This case involved a challenge to the constitutional validity of occupational health and safety regulations relating to commercial fishing vessels enacted pursuant to the British Columbia Workers’ Compensation Act. It involved one vessel that fished primarily in waters outside the British Columbia jurisdiction, but within Canadian territorial waters as well as other vessels that fished more than half their time beyond the territorial jurisdiction of Canada. Based upon extensive evidence of overlapping regulations from both Transport Canada and Work Safe BC, the court relied primarily upon Canadian Western Bank v. Alberta, 2007 SCC 22 (digested herein) to uphold the validity of the provincial legislation. In declining to apply the paramountcy doctrine the trial court stated as follows:
Clearly there is considerable overlap and potential for confusion, as stated in the expert opinion evidence filed by the plaintiff. It is possible that compliance with both regimes will be difficult and expensive. However, it has not been shown that it is impossible to comply simultaneously with the CSA and its regulations and with the WCA and the OH&SR, properly interpreted, or that there are provisions of one law forbidding what the other law requires. This case is not like Lafarge, where it was impossible to comply simultaneously with both laws as the Supreme Court interpreted them. (para. 162)

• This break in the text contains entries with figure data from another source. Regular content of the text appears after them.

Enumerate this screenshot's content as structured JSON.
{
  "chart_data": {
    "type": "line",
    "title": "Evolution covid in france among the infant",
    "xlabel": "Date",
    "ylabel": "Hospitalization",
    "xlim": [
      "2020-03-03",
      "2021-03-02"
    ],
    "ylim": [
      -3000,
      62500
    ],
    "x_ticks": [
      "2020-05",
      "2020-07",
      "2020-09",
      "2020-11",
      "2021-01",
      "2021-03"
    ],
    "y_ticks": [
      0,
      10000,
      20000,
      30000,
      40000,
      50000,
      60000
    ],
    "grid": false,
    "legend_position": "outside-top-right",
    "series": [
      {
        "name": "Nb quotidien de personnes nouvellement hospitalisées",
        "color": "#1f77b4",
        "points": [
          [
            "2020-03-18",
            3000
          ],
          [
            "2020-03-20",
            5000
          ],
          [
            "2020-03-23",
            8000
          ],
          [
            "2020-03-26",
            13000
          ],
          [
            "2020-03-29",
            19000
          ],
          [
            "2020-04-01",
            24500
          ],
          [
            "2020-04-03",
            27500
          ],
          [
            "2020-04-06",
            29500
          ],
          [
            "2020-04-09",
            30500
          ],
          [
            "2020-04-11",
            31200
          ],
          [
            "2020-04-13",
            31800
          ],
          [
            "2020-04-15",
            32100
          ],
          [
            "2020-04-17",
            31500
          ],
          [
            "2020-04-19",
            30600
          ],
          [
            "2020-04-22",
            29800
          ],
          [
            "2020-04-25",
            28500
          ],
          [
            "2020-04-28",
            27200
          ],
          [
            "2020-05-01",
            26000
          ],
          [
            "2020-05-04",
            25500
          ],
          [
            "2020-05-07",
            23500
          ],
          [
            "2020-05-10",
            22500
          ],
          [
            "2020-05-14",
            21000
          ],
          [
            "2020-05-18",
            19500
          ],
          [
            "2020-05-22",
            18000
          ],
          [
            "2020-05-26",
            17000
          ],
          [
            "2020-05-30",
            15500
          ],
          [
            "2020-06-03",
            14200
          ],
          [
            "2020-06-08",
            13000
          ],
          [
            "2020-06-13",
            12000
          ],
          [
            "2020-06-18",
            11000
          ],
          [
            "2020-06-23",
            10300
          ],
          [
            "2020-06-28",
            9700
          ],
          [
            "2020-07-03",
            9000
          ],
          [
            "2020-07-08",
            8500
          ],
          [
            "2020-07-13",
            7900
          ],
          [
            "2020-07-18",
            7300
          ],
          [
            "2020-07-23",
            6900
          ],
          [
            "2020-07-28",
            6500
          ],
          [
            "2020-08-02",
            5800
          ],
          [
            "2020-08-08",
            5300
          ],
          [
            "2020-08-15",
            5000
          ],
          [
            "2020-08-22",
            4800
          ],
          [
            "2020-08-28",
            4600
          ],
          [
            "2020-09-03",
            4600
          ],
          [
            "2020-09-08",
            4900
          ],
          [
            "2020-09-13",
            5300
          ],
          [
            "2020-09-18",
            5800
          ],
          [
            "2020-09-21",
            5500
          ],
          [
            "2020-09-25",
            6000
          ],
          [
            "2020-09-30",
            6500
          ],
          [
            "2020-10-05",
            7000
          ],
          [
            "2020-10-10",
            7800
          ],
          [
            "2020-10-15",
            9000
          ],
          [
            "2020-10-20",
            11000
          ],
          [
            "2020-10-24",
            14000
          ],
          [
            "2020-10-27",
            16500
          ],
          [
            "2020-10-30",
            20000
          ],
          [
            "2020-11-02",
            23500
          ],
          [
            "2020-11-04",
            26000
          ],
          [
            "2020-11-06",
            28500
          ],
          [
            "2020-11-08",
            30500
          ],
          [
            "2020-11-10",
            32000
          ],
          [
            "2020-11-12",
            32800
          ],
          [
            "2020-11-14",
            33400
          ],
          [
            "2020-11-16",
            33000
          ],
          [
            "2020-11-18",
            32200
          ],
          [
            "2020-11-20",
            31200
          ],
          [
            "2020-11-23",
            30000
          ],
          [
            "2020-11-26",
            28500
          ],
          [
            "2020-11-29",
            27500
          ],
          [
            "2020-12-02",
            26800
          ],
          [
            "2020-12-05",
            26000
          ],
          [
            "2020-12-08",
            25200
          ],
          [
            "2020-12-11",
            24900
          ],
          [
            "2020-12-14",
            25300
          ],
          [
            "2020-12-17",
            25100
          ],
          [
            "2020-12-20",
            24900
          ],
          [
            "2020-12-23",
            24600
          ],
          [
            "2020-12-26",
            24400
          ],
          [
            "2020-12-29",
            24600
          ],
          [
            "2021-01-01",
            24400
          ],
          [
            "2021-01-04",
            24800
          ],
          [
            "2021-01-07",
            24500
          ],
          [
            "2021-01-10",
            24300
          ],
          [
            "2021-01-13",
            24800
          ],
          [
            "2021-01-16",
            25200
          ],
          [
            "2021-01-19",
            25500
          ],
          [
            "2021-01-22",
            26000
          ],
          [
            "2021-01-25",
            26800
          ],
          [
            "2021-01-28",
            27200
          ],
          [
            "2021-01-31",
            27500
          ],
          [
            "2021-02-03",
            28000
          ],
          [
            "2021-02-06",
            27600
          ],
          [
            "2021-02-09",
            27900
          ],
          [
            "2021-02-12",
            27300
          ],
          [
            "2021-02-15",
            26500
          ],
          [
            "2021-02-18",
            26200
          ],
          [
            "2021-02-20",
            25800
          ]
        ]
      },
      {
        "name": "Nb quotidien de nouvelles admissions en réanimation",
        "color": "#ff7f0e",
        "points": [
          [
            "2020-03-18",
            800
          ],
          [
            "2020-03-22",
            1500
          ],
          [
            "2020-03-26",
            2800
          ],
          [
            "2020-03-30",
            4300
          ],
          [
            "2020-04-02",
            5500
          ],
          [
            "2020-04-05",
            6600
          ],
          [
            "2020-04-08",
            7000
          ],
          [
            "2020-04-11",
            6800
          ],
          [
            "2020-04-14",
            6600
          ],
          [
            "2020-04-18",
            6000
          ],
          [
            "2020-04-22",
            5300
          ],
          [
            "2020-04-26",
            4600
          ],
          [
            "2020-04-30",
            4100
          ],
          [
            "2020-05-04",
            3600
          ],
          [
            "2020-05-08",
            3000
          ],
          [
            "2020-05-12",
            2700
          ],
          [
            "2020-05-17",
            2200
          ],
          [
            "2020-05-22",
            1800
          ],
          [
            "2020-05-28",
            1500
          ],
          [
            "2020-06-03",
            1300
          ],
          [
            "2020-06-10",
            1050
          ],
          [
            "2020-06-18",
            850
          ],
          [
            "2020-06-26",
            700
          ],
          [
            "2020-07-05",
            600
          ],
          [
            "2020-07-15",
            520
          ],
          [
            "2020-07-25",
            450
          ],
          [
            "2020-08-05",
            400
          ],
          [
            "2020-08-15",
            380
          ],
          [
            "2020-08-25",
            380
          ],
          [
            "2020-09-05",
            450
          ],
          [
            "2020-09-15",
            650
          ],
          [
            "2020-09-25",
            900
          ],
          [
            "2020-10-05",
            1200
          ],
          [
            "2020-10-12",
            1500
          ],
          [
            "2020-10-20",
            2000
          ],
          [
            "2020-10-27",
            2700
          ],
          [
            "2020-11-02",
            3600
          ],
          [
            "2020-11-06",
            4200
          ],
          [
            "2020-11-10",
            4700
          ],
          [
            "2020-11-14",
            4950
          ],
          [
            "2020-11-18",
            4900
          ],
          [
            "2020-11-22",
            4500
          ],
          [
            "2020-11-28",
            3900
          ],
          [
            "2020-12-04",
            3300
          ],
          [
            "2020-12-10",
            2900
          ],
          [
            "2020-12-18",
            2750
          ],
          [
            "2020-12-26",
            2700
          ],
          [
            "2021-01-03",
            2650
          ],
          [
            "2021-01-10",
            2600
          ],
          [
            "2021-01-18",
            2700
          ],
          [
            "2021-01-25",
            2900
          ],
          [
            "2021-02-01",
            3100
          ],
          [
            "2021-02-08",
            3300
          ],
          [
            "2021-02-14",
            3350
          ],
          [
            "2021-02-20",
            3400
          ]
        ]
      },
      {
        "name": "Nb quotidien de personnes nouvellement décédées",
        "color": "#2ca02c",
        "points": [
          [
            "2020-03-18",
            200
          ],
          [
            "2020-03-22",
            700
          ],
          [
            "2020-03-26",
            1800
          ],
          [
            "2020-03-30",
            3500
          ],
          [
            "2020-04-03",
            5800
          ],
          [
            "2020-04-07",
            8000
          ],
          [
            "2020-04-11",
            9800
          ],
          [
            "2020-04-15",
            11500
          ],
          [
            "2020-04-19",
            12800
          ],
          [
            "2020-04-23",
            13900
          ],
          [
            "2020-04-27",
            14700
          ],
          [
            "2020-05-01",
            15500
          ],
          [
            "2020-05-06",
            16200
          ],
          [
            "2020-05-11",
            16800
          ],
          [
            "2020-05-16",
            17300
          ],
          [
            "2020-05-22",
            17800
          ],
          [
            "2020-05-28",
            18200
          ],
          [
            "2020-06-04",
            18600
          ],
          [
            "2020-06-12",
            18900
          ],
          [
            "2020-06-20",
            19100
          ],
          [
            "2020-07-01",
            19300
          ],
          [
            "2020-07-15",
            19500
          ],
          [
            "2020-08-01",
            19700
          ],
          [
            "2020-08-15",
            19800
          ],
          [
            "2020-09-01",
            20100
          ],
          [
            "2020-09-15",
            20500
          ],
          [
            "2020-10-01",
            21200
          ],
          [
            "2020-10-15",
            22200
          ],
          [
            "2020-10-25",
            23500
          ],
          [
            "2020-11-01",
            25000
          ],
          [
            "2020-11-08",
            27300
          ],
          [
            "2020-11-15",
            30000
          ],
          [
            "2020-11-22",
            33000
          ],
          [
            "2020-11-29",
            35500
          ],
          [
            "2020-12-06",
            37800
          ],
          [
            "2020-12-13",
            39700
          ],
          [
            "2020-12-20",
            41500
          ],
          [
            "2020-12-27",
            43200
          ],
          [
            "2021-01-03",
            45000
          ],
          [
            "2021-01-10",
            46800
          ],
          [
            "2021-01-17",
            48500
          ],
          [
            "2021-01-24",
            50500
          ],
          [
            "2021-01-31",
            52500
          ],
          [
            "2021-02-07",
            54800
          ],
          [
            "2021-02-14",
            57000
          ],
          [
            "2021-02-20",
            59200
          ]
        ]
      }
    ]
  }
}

The trial court did, however, state that if the Provincial legislation had imposed stability requirements, rather than simply require the provision of stability documents, it would have found an operational conflict so as to find the conflicting Provincial legislation inoperative pursuant to the paramountcy doctrine.
Similarly, with respect to the interjurisdictional immunity doctrine, the trial court followed R. v. Mersey Seafoods, 2007 NSSC 155 (digested herein) to find that the legislation did not impair "the core of federal competence over navigation and shipping" so as to be inapplicable. In doing so, it also found that the fishing companies that brought the court applications were not federal undertakings because their vessels did not "play any role in connecting British Columbia with any other country or province, or . . . provide shipping services to offshore destinations" or enter ports other than B.C. ports. Since they were not federal undertakings, it was not necessary for the court to determine whether the provincial regulations impaired a vital or essential part of a federal undertaking.
Editor’s note: In the context of deciding whether or not the fishing companies were federal undertakings or provincial undertakings, the court provided a good review of the jurisprudence regarding that application of provincial and federal labour laws to shipping. See also paper discussing this case [link].
This case was upheld on appeal (2011 BCCA 35).